This matrix shows the word frequency of each word across all three documents following tokenization and stopword removal. Each column corresponds to a document, while each row corresponds to a specific word found across the whole text corpus. The values in the matrix signify the number of times a given term appears in a given document. If term w occurs n times within document d, then [w,d] = n. So, for example, document 1 uses 'red' twice, and so [red, d1] = 2.
From the document-term matrix, LSA produces a document-document matrix and term-term matrix. If the document-term matrix dimensions are defined as d documents times w words, then the document-document matrix is d times d and the term-term matrix w times w. Each value in the document-document matrix indicates the number of words each document has in common. Each value in the term-term matrix indicates the number of documents in which two terms co-occur.3
Data sparsity, which leads to model overfitting, is when a majority of data values in a given dataset are null (that is, empty).

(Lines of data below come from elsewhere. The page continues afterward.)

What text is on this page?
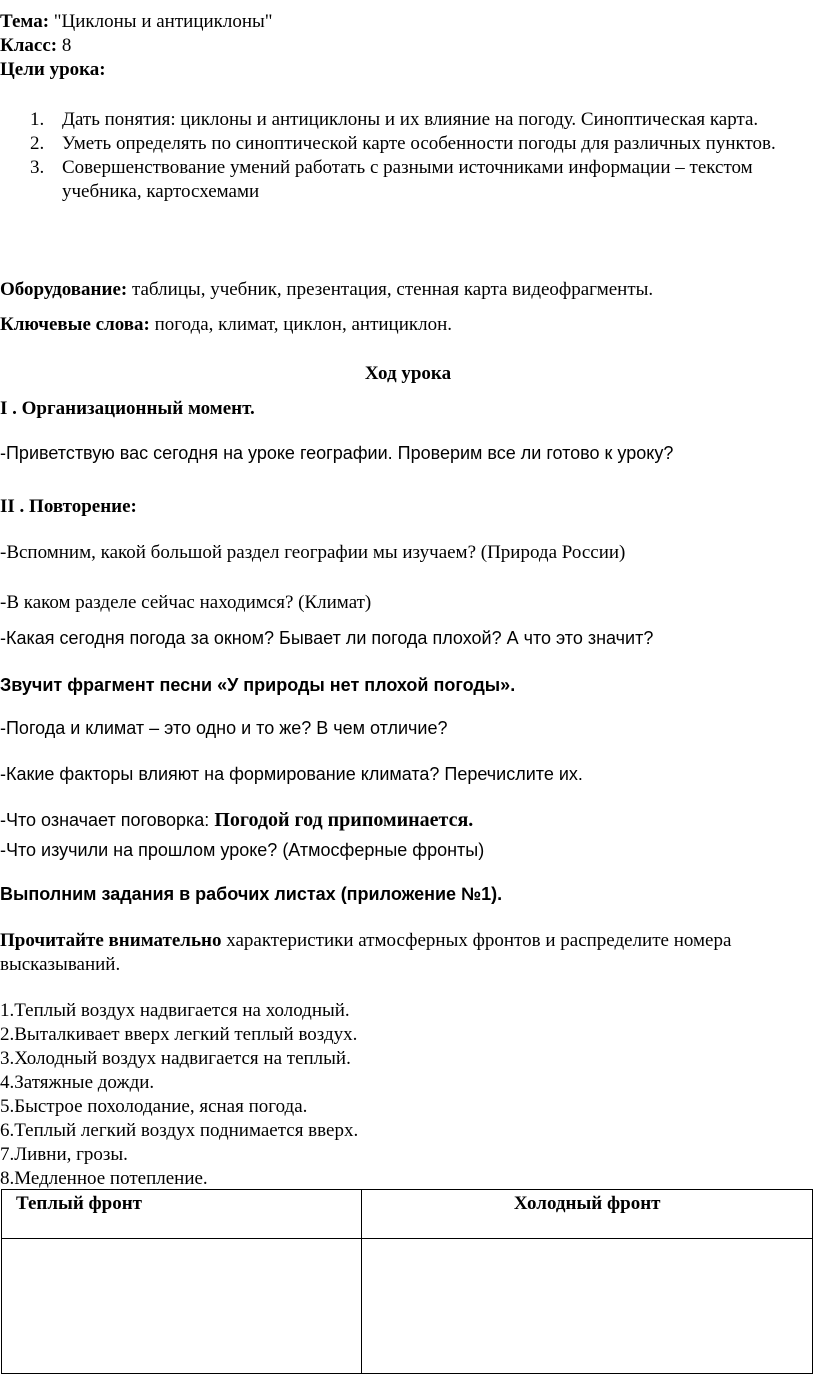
Тема: "Циклоны и антициклоны"
Класс: 8
Цели урока:
1. Дать понятия: циклоны и антициклоны и их влияние на погоду. Синоптическая карта.
2. Уметь определять по синоптической карте особенности погоды для различных пунктов.
3. Совершенствование умений работать с разными источниками информации – текстом учебника, картосхемами
Оборудование: таблицы, учебник, презентация, стенная карта видеофрагменты.
Ключевые слова: погода, климат, циклон, антициклон.
Ход урока
I . Организационный момент.
-Приветствую вас сегодня на уроке географии. Проверим все ли готово к уроку?
II . Повторение:
-Вспомним, какой большой раздел географии мы изучаем? (Природа России)
-В каком разделе сейчас находимся? (Климат)
-Какая сегодня погода за окном? Бывает ли погода плохой? А что это значит?
Звучит фрагмент песни «У природы нет плохой погоды».
-Погода и климат – это одно и то же? В чем отличие?
-Какие факторы влияют на формирование климата? Перечислите их.
-Что означает поговорка: Погодой год припоминается.
-Что изучили на прошлом уроке? (Атмосферные фронты)
Выполним задания в рабочих листах (приложение №1).
Прочитайте внимательно характеристики атмосферных фронтов и распределите номера
высказываний.
1.Теплый воздух надвигается на холодный.
2.Выталкивает вверх легкий теплый воздух.
3.Холодный воздух надвигается на теплый.
4.Затяжные дожди.
5.Быстрое похолодание, ясная погода.
6.Теплый легкий воздух поднимается вверх.
7.Ливни, грозы.
8.Медленное потепление.
Теплый фронт	Холодный фронт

This happens regularly when constructing document-term matrices, for which each individual word is a separate row and vector space dimension, as one document will regularly lack a majority of the words that are more frequent in other documents. Indeed, the example document-term matrix here used contains numerous uses for words such as Moses, violets and blue that appear in only one document. Of course, text preprocessing techniques, such as stopword removal, stemming and lemmatization, can help reduce sparsity. LSA offers a more targeted approach however.